Tonight I will be taking it easy and resting up before my flight back home tomorrow.

It’s been an amazing journey and I will have a final trip review once I return to the States.

Until next time…

Best,

-ZEZ

A Pint of Dublin

Good Evening from Dublin. I was going to post yesterday but didn’t do a whole lot so I just decided to wait until today. I will mention though that yesterday I met with a representative from the Middletown Autism Centre here in Ireland. Middletown deals with schools and outreach in both Northern Ireland and Ireland, so they cover a huge area.

Today I met with a representative from the Irish Autism Society and I also toured the Guinness Storehouse. The IAS is one of the oldest Autism societies here in Ireland, as they have been around for several decades.

The Guinness Storehouse came after my meeting with the IAS and it was pretty interesting. While you can’t tour the actual brewery, you can explore several floors of the Storehouse, a large museum/visitor center dedicated to the beer that is house in a seven story atrium that is shaped like a pint glass. The highlight of the experience is The Gravity Bar, a top floor room that has a 360 degree view of Dublin.

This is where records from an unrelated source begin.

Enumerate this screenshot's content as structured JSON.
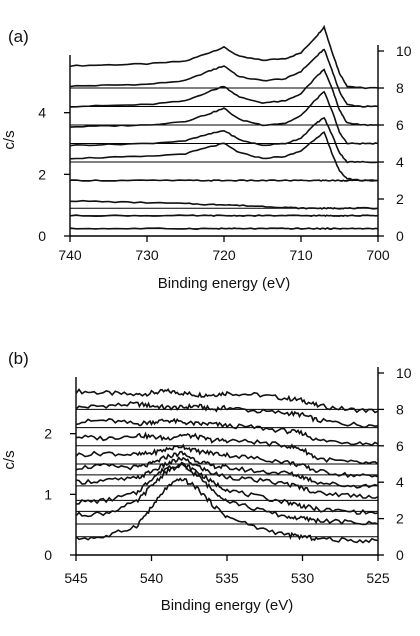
{
  "chart_data": [
    {
      "type": "line",
      "panel_label": "(a)",
      "xlabel": "Binding energy (eV)",
      "ylabel_left": "c/s",
      "ylabel_right": "",
      "xlim": [
        740,
        700
      ],
      "x_reversed": true,
      "ylim_left": [
        0,
        6
      ],
      "ylim_right": [
        0,
        10
      ],
      "x_ticks": [
        "740",
        "730",
        "720",
        "710",
        "700"
      ],
      "y_ticks_left": [
        "0",
        "2",
        "4"
      ],
      "y_ticks_right": [
        "0",
        "2",
        "4",
        "6",
        "8",
        "10"
      ],
      "series_style": "stacked spectra with flat baselines at right-axis ticks",
      "x": [
        740,
        735,
        730,
        725,
        722,
        720,
        718,
        715,
        712,
        710,
        708,
        707,
        706,
        705,
        704,
        702,
        700
      ],
      "series": [
        {
          "values": [
            9.2,
            9.25,
            9.3,
            9.45,
            9.9,
            10.2,
            9.7,
            9.5,
            9.6,
            9.9,
            10.8,
            11.3,
            10.0,
            8.8,
            8.1,
            8.0,
            8.0
          ]
        },
        {
          "values": [
            8.1,
            8.15,
            8.2,
            8.4,
            8.9,
            9.2,
            8.6,
            8.4,
            8.5,
            8.9,
            9.7,
            10.1,
            9.0,
            7.8,
            7.1,
            7.0,
            7.0
          ]
        },
        {
          "values": [
            7.0,
            7.05,
            7.1,
            7.3,
            7.8,
            8.1,
            7.5,
            7.2,
            7.3,
            7.7,
            8.6,
            9.0,
            8.0,
            6.8,
            6.1,
            6.0,
            6.0
          ]
        },
        {
          "values": [
            5.9,
            5.95,
            6.0,
            6.2,
            6.6,
            6.9,
            6.3,
            6.0,
            6.1,
            6.5,
            7.4,
            7.8,
            6.8,
            5.6,
            5.0,
            5.0,
            5.0
          ]
        },
        {
          "values": [
            4.9,
            4.95,
            5.0,
            5.15,
            5.5,
            5.7,
            5.2,
            4.9,
            5.0,
            5.3,
            6.1,
            6.4,
            5.5,
            4.5,
            4.0,
            4.0,
            4.0
          ]
        },
        {
          "values": [
            4.2,
            4.25,
            4.3,
            4.45,
            4.8,
            5.0,
            4.5,
            4.2,
            4.3,
            4.6,
            5.3,
            5.6,
            4.5,
            3.5,
            3.1,
            3.0,
            3.0
          ]
        },
        {
          "values": [
            3.0,
            3.0,
            3.0,
            3.0,
            3.0,
            3.0,
            3.0,
            3.0,
            3.0,
            3.0,
            3.0,
            3.0,
            3.0,
            3.0,
            3.0,
            3.0,
            3.0
          ]
        },
        {
          "values": [
            1.9,
            1.85,
            1.8,
            1.75,
            1.7,
            1.7,
            1.65,
            1.6,
            1.55,
            1.5,
            1.5,
            1.5,
            1.5,
            1.5,
            1.5,
            1.5,
            1.5
          ]
        },
        {
          "values": [
            1.1,
            1.1,
            1.1,
            1.1,
            1.1,
            1.1,
            1.1,
            1.1,
            1.1,
            1.1,
            1.1,
            1.1,
            1.1,
            1.1,
            1.1,
            1.1,
            1.1
          ]
        },
        {
          "values": [
            0.4,
            0.4,
            0.4,
            0.4,
            0.4,
            0.4,
            0.4,
            0.4,
            0.4,
            0.4,
            0.4,
            0.4,
            0.4,
            0.4,
            0.4,
            0.4,
            0.4
          ]
        }
      ],
      "baselines_right": [
        0.4,
        1.1,
        1.5,
        3.0,
        4.0,
        5.0,
        6.0,
        7.0,
        8.0
      ]
    },
    {
      "type": "line",
      "panel_label": "(b)",
      "xlabel": "Binding energy (eV)",
      "ylabel_left": "c/s",
      "ylabel_right": "",
      "xlim": [
        545,
        525
      ],
      "x_reversed": true,
      "ylim_left": [
        0,
        3
      ],
      "ylim_right": [
        0,
        10
      ],
      "x_ticks": [
        "545",
        "540",
        "535",
        "530",
        "525"
      ],
      "y_ticks_left": [
        "0",
        "1",
        "2"
      ],
      "y_ticks_right": [
        "0",
        "2",
        "4",
        "6",
        "8",
        "10"
      ],
      "series_style": "stacked noisy spectra with flat baselines at right-axis ticks",
      "x": [
        545,
        543,
        541,
        540,
        539,
        538,
        537,
        536,
        535,
        533,
        531,
        530,
        529,
        527,
        525
      ],
      "series": [
        {
          "values": [
            9.0,
            8.9,
            8.8,
            8.9,
            9.0,
            8.9,
            8.8,
            8.8,
            8.9,
            8.8,
            8.6,
            8.5,
            8.2,
            8.0,
            7.9
          ]
        },
        {
          "values": [
            8.1,
            8.2,
            8.3,
            8.2,
            8.1,
            8.1,
            8.2,
            8.0,
            8.1,
            7.9,
            7.8,
            7.7,
            7.4,
            7.2,
            7.1
          ]
        },
        {
          "values": [
            7.3,
            7.4,
            7.2,
            7.3,
            7.4,
            7.3,
            7.2,
            7.2,
            7.1,
            7.0,
            6.8,
            6.7,
            6.3,
            6.2,
            6.1
          ]
        },
        {
          "values": [
            6.5,
            6.4,
            6.6,
            6.5,
            6.4,
            6.6,
            6.5,
            6.3,
            6.3,
            6.2,
            6.0,
            5.8,
            5.3,
            5.1,
            5.0
          ]
        },
        {
          "values": [
            5.5,
            5.6,
            5.5,
            5.6,
            5.8,
            6.0,
            5.7,
            5.6,
            5.5,
            5.3,
            5.1,
            4.9,
            4.6,
            4.4,
            4.3
          ]
        },
        {
          "values": [
            4.8,
            4.9,
            4.8,
            5.0,
            5.4,
            5.6,
            5.2,
            4.9,
            4.8,
            4.6,
            4.5,
            4.3,
            4.0,
            3.8,
            3.8
          ]
        },
        {
          "values": [
            4.0,
            4.1,
            4.2,
            4.6,
            5.0,
            5.3,
            4.9,
            4.5,
            4.3,
            4.1,
            3.9,
            3.7,
            3.4,
            3.3,
            3.2
          ]
        },
        {
          "values": [
            2.9,
            3.0,
            3.4,
            4.2,
            4.8,
            5.0,
            4.6,
            4.0,
            3.6,
            3.2,
            2.9,
            2.7,
            2.5,
            2.4,
            2.3
          ]
        },
        {
          "values": [
            2.2,
            2.3,
            2.9,
            3.8,
            4.6,
            4.9,
            4.4,
            3.6,
            3.0,
            2.5,
            2.1,
            2.0,
            1.9,
            1.8,
            1.7
          ]
        },
        {
          "values": [
            0.9,
            1.0,
            1.6,
            2.6,
            3.7,
            4.2,
            3.7,
            2.8,
            2.1,
            1.5,
            1.1,
            1.0,
            0.9,
            0.8,
            0.8
          ]
        }
      ],
      "baselines_right": [
        1.0,
        1.7,
        2.4,
        3.0,
        3.8,
        4.4,
        5.0,
        6.0,
        7.0,
        8.0
      ]
    }
  ]
}
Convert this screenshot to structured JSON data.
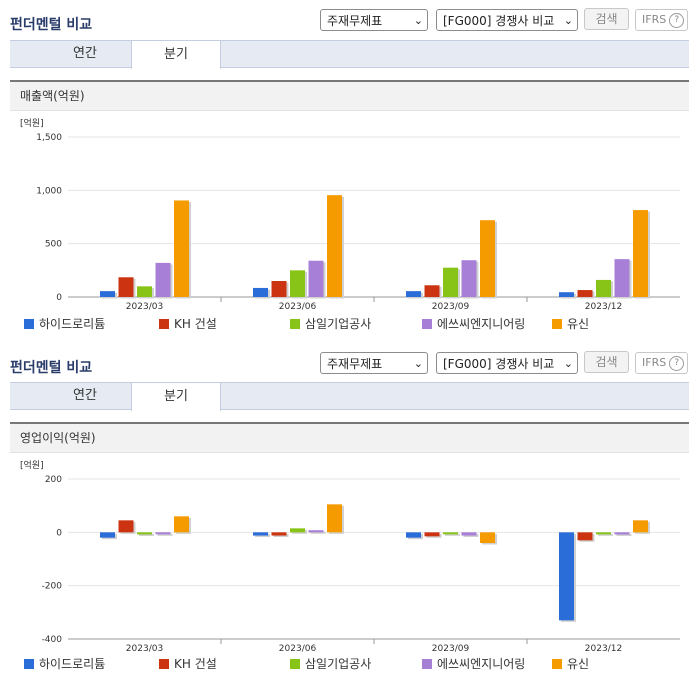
{
  "panels": [
    {
      "title": "펀더멘털 비교",
      "select_statement": "주재무제표",
      "select_compare": "[FG000] 경쟁사 비교",
      "search_label": "검색",
      "ifrs_label": "IFRS",
      "ifrs_help": "?",
      "tabs": [
        {
          "label": "연간"
        },
        {
          "label": "분기"
        }
      ],
      "active_tab": 1,
      "chart_header": "매출액(억원)"
    },
    {
      "title": "펀더멘털 비교",
      "select_statement": "주재무제표",
      "select_compare": "[FG000] 경쟁사 비교",
      "search_label": "검색",
      "ifrs_label": "IFRS",
      "ifrs_help": "?",
      "tabs": [
        {
          "label": "연간"
        },
        {
          "label": "분기"
        }
      ],
      "active_tab": 1,
      "chart_header": "영업이익(억원)"
    }
  ],
  "chart_data": [
    {
      "type": "bar",
      "title": "매출액(억원)",
      "unit_label": "[억원]",
      "categories": [
        "2023/03",
        "2023/06",
        "2023/09",
        "2023/12"
      ],
      "ylim": [
        0,
        1500
      ],
      "yticks": [
        0,
        500,
        1000,
        1500
      ],
      "ytick_labels": [
        "0",
        "500",
        "1,000",
        "1,500"
      ],
      "grid": true,
      "legend": "bottom",
      "series": [
        {
          "name": "하이드로리튬",
          "color": "#2a6dd9",
          "values": [
            55,
            85,
            55,
            45
          ]
        },
        {
          "name": "KH 건설",
          "color": "#cc3311",
          "values": [
            185,
            150,
            110,
            65
          ]
        },
        {
          "name": "삼일기업공사",
          "color": "#88c418",
          "values": [
            100,
            250,
            275,
            160
          ]
        },
        {
          "name": "에쓰씨엔지니어링",
          "color": "#a77fd6",
          "values": [
            320,
            340,
            345,
            355
          ]
        },
        {
          "name": "유신",
          "color": "#f59b00",
          "values": [
            905,
            955,
            720,
            815
          ]
        }
      ]
    },
    {
      "type": "bar",
      "title": "영업이익(억원)",
      "unit_label": "[억원]",
      "categories": [
        "2023/03",
        "2023/06",
        "2023/09",
        "2023/12"
      ],
      "ylim": [
        -400,
        200
      ],
      "yticks": [
        -400,
        -200,
        0,
        200
      ],
      "ytick_labels": [
        "-400",
        "-200",
        "0",
        "200"
      ],
      "grid": true,
      "legend": "bottom",
      "series": [
        {
          "name": "하이드로리튬",
          "color": "#2a6dd9",
          "values": [
            -20,
            -12,
            -20,
            -330
          ]
        },
        {
          "name": "KH 건설",
          "color": "#cc3311",
          "values": [
            45,
            -12,
            -15,
            -30
          ]
        },
        {
          "name": "삼일기업공사",
          "color": "#88c418",
          "values": [
            -8,
            15,
            -5,
            0
          ]
        },
        {
          "name": "에쓰씨엔지니어링",
          "color": "#a77fd6",
          "values": [
            0,
            8,
            -12,
            -8
          ]
        },
        {
          "name": "유신",
          "color": "#f59b00",
          "values": [
            60,
            105,
            -40,
            45
          ]
        }
      ]
    }
  ]
}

I am now back at the hostel watching Olympic coverage and making plans to head back to the States. Although my original trip was supposed to last until March, traveling isn’t free, so I’m coming back home this weekend. Aside from coming home to be financially smart, I also am starting to miss Cow Town.

I’m not looking forward to returning to the cold and snow, but it will be nice to be back to a routine again after spending several weeks living out of a backpack.

Like my post from a few days ago, the wifi here in the hostel is a little slow, so I will add photos from the Storehouse at a later time when I get some faster wifi.